The same soldier spotted him once again and raised his weapon, believing him to be an enemy combatant. Daniel winced, ready for the soldier's round to find it's mark, but before he could fire a woman grabbed the barrel of his weapon and stopped him.

She made a sweeping gesture towards him and pulled a stretcher and biofoam from her rucksack, before running over to him with three other soldiers in tow.

The four ran across the bomb blasted road, firing their weapons wildly at the enemy as they themselves took fire from all around them, with one of them taking a round straight to the center of his chest plate, which stopped the round dead, and continuing to move regardless.

When they reached him they dropped their weapons and knelt down next to him, looking him in the eye and asking him questions he couldn't understand for the life of him.

All he heard and saw was background noise and someone looking at him, talking with no sound coming out.

He blinked hard, letting them know he was alive, and yelped in pain as one of them began to apply biofoam to his wounds and loaded him onto the stretcher, carrying him back across the road as rounds rained down around them. He glanced to the other pair of soldiers who were carrying Hackett, and watched as rounds ripped through the air around them. One of them took one to the leg and he stumbled, dropping Hackett and tripping the other soldier.

The three of them barely managed to tumble to the safety of the wreckage of the destroyed EOD suit, with Hackett screaming in pain once again.

One of the soldiers on the elephant made a move for it's mounted weapon and used it to provide them with enough cover to narrowly make it back across the road.

The two soldiers that were carrying him brought him into the elephant and began to work on him, patching up his wounds as best they could.

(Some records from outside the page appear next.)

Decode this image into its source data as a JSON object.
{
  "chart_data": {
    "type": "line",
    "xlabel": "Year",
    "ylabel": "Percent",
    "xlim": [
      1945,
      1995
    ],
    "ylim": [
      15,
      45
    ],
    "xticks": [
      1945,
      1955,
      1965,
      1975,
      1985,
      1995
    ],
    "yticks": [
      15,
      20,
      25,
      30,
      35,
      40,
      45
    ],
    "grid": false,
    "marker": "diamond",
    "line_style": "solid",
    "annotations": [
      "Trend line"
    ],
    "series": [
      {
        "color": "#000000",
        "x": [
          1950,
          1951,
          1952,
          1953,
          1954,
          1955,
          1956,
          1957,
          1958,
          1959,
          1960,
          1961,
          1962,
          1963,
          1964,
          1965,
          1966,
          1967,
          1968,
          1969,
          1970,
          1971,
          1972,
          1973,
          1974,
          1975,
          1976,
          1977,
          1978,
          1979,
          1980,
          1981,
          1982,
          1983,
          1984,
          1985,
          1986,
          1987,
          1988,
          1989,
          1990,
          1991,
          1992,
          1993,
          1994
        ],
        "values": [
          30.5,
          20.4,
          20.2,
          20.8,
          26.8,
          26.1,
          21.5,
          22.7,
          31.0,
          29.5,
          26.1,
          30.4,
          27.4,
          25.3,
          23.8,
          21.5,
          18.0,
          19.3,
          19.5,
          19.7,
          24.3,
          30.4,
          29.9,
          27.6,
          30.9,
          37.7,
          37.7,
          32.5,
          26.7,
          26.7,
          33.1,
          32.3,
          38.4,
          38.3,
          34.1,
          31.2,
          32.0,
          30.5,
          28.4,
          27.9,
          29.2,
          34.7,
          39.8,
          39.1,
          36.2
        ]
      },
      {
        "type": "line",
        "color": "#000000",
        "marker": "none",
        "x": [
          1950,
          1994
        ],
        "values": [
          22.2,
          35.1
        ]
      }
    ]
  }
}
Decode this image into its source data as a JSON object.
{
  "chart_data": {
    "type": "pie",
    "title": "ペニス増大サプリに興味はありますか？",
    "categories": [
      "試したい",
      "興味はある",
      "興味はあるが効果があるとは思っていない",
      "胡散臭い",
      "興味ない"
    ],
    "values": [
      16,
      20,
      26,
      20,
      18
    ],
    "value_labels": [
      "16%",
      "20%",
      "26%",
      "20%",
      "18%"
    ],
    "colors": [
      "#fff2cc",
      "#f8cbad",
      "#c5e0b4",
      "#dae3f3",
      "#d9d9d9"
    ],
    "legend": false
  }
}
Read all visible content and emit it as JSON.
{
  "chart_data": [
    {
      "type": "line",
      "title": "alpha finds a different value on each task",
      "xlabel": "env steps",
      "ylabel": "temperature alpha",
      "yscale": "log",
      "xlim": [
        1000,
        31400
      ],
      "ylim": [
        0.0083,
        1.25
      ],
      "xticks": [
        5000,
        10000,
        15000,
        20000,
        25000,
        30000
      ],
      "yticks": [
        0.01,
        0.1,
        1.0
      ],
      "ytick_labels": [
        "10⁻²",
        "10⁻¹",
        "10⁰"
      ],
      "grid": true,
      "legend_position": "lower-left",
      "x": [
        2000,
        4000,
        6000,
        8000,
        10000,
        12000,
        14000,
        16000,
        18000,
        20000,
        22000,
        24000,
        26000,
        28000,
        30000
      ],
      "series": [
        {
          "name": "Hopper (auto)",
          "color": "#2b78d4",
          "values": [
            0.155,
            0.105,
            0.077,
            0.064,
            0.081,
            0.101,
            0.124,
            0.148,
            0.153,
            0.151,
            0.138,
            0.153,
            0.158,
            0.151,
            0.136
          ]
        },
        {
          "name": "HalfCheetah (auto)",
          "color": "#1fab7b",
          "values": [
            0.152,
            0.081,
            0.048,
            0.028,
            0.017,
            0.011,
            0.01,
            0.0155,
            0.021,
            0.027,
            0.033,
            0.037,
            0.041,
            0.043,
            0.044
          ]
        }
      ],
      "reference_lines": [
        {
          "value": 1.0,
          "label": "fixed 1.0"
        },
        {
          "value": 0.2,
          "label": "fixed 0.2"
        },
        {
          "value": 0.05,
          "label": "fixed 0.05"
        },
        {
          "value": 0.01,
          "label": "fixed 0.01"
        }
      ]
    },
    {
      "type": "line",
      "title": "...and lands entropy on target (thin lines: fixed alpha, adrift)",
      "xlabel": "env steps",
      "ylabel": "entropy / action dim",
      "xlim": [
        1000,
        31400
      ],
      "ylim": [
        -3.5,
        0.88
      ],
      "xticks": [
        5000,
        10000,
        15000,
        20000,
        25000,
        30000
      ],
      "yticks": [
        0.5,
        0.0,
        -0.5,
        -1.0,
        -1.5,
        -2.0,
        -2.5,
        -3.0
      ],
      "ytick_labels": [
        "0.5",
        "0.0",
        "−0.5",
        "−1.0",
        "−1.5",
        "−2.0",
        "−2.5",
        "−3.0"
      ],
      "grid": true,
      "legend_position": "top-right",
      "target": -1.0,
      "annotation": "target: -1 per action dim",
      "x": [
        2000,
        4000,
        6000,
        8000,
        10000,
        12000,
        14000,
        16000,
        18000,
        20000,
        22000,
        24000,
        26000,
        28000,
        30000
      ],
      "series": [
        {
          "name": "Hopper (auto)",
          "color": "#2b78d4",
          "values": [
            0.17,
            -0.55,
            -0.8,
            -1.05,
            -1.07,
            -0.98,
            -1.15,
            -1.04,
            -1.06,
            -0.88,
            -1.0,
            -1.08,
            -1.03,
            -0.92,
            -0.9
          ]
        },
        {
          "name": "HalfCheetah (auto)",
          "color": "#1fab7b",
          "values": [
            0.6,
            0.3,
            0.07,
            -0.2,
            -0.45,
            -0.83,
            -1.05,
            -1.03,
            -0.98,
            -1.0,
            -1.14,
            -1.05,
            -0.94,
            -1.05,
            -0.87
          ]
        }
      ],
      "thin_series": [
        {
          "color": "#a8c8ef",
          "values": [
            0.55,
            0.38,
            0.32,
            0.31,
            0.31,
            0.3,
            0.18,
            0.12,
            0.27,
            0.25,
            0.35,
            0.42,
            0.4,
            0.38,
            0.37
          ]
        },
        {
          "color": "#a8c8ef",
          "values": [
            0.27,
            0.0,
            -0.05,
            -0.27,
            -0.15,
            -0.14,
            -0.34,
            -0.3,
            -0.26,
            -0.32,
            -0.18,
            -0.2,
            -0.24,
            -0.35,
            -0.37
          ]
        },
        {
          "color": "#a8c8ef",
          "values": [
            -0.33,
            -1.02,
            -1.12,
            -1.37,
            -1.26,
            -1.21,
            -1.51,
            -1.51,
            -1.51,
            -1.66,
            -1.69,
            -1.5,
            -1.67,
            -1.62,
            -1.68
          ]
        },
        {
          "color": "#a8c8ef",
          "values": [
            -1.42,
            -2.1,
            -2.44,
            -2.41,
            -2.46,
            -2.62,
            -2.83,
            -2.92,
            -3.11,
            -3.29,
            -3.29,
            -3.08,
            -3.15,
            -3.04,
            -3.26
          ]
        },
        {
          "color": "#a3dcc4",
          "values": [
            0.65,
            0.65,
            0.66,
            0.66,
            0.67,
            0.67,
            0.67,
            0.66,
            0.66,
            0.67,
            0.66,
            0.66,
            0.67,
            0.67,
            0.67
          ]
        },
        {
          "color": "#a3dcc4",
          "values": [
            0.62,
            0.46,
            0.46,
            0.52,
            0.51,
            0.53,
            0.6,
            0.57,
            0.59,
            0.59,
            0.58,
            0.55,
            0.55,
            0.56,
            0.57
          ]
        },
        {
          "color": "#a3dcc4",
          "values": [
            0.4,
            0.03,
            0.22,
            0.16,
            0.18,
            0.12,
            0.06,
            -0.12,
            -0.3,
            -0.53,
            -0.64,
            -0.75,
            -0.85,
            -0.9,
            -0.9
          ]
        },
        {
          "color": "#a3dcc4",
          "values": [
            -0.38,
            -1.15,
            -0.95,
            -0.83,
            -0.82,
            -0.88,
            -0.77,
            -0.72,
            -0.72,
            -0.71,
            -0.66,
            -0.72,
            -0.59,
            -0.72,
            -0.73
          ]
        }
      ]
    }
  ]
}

He fought to stay conscious, but the stinging pain of the biofoam being sprayed on his wounds was too much, and he knew his body was about to shut down soon to protect itself.

As his vision began to blacken at the edges, his last thought was of Emily, and how he wasn't going to let his own fear or anything else get in the way of telling her what he had to.


"And now that I'm without your kisses, I'll be needing stitches."